The cast included Laurence Fishburne as Cowboy Curtis, and often featured guest appearances such as Cher, Little Richard, and Dolly Parton.
As set designer Wayne White recalled:
“We were all basically underground cartoonists. We’d just go into this little room and smoke weed and draw pictures all day long… Me and Gary and Rick made hundreds, maybe thousands of drawings, because Paul liked to see a lot of alternatives. He always picked out the weirdest stuff I did. And I love that, ‘cause usually, it’s the opposite.”
Working with Reubens was not always harmonious. Collaborators expressed frustration when their contributions went unrecognised. In the interviews Reubens reveals that he was deserate for validation; the public knew Pee-wee, but not Paul.
In the interviews, you see the friction with director Matt Wolf.

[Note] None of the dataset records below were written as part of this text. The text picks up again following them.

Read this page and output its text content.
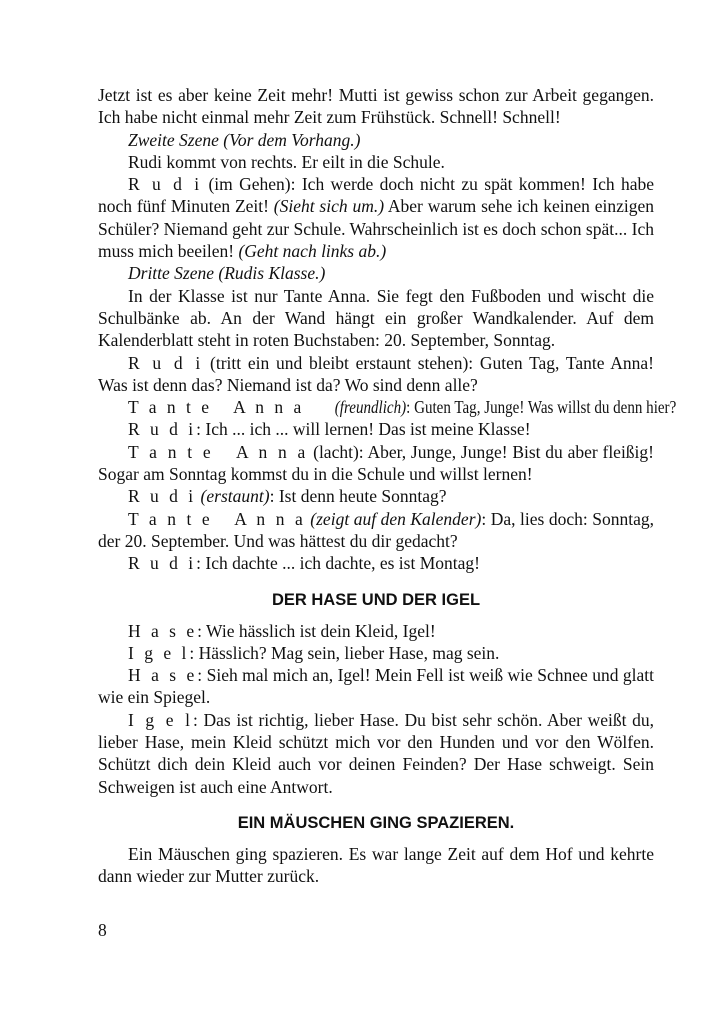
Jetzt ist es aber keine Zeit mehr! Mutti ist gewiss schon zur Arbeit gegangen. Ich habe nicht einmal mehr Zeit zum Frühstück. Schnell! Schnell!

Zweite Szene (Vor dem Vorhang.)

Rudi kommt von rechts. Er eilt in die Schule.

R u d i (im Gehen): Ich werde doch nicht zu spät kommen! Ich habe noch fünf Minuten Zeit! (Sieht sich um.) Aber warum sehe ich keinen einzigen Schüler? Niemand geht zur Schule. Wahrscheinlich ist es doch schon spät... Ich muss mich beeilen! (Geht nach links ab.)

Dritte Szene (Rudis Klasse.)

In der Klasse ist nur Tante Anna. Sie fegt den Fußboden und wischt die Schulbänke ab. An der Wand hängt ein großer Wandkalender. Auf dem Kalenderblatt steht in roten Buchstaben: 20. September, Sonntag.

R u d i (tritt ein und bleibt erstaunt stehen): Guten Tag, Tante Anna! Was ist denn das? Niemand ist da? Wo sind denn alle?

T a n t e   A n n a (freundlich): Guten Tag, Junge! Was willst du denn hier?

R u d i: Ich ... ich ... will lernen! Das ist meine Klasse!

T a n t e   A n n a (lacht): Aber, Junge, Junge! Bist du aber fleißig! Sogar am Sonntag kommst du in die Schule und willst lernen!

R u d i (erstaunt): Ist denn heute Sonntag?

T a n t e   A n n a (zeigt auf den Kalender): Da, lies doch: Sonntag, der 20. September. Und was hättest du dir gedacht?

R u d i: Ich dachte ... ich dachte, es ist Montag!

DER HASE UND DER IGEL

H a s e: Wie hässlich ist dein Kleid, Igel!

I g e l: Hässlich? Mag sein, lieber Hase, mag sein.

H a s e: Sieh mal mich an, Igel! Mein Fell ist weiß wie Schnee und glatt wie ein Spiegel.

I g e l: Das ist richtig, lieber Hase. Du bist sehr schön. Aber weißt du, lieber Hase, mein Kleid schützt mich vor den Hunden und vor den Wölfen. Schützt dich dein Kleid auch vor deinen Feinden? Der Hase schweigt. Sein Schweigen ist auch eine Antwort.

EIN MÄUSCHEN GING SPAZIEREN.

Ein Mäuschen ging spazieren. Es war lange Zeit auf dem Hof und kehrte dann wieder zur Mutter zurück.

8
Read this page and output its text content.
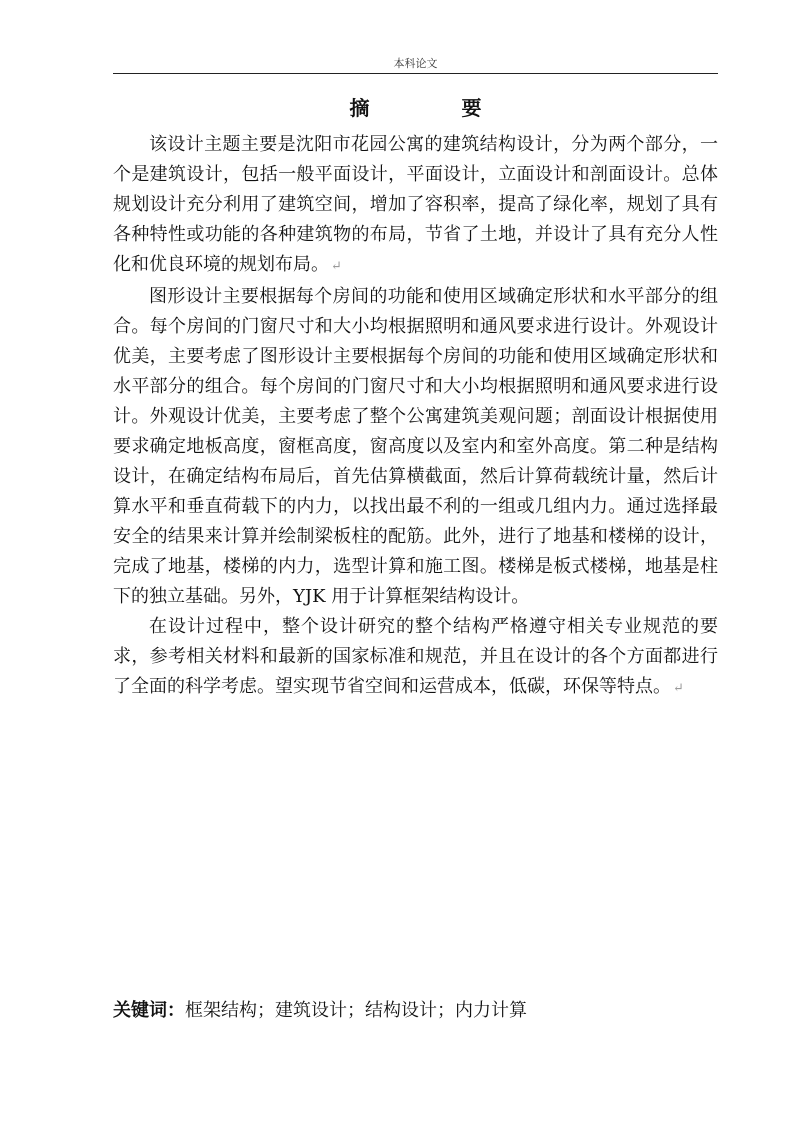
本科论文
摘　要

该设计主题主要是沈阳市花园公寓的建筑结构设计，分为两个部分，一个是建筑设计，包括一般平面设计，平面设计，立面设计和剖面设计。总体规划设计充分利用了建筑空间，增加了容积率，提高了绿化率，规划了具有各种特性或功能的各种建筑物的布局，节省了土地，并设计了具有充分人性化和优良环境的规划布局。 ↵

图形设计主要根据每个房间的功能和使用区域确定形状和水平部分的组合。每个房间的门窗尺寸和大小均根据照明和通风要求进行设计。外观设计优美，主要考虑了图形设计主要根据每个房间的功能和使用区域确定形状和水平部分的组合。每个房间的门窗尺寸和大小均根据照明和通风要求进行设计。外观设计优美，主要考虑了整个公寓建筑美观问题；剖面设计根据使用要求确定地板高度，窗框高度，窗高度以及室内和室外高度。第二种是结构设计，在确定结构布局后，首先估算横截面，然后计算荷载统计量，然后计算水平和垂直荷载下的内力，以找出最不利的一组或几组内力。通过选择最安全的结果来计算并绘制梁板柱的配筋。此外，进行了地基和楼梯的设计，完成了地基，楼梯的内力，选型计算和施工图。楼梯是板式楼梯，地基是柱下的独立基础。另外，YJK 用于计算框架结构设计。

在设计过程中，整个设计研究的整个结构严格遵守相关专业规范的要求，参考相关材料和最新的国家标准和规范，并且在设计的各个方面都进行了全面的科学考虑。望实现节省空间和运营成本，低碳，环保等特点。 ↵

关键词：框架结构；建筑设计；结构设计；内力计算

Reubens jostles with him and vies for control, always suspicious of the directors’ intentions.
The Controversy#
Reubens’s distrust of the media has context. In 1991 he was arrested in a Sarasota adult cinema for indecent exposure. Adult cinemas were targeted by police at the time, and arrests often led to public naming, moral panic, and career damage. In 2001, a police search of his vintage erotica collection prompted further accusations. His attorney called it a homophobic witch hunt, noting that similar material sat in university LGBTQ archives.
This was the climate. Breaching accepted ‘propriety’ brought legal action and tabloid exposure. George Michael’s 1998 arrest had the same pattern, where a private consensual act became a national story. Homosexuality was routinely framed as deviance, and although attitudes have shifted the impact on careers and reputations was lasting.
Completion of the documentary#
On his last day, Reubens recorded audio for the film. He said he wanted “to let people see who I really am and how painful and difficult it was to be labeled something I wasn’t.” He died before the documentary was finished.
He was a private man, hiding a battle with cancer for six years from many people including the documentaries’ director. The tragedy of the third act remains, but I loved discovering Pee-wee Herman,what he built, what he meant to people.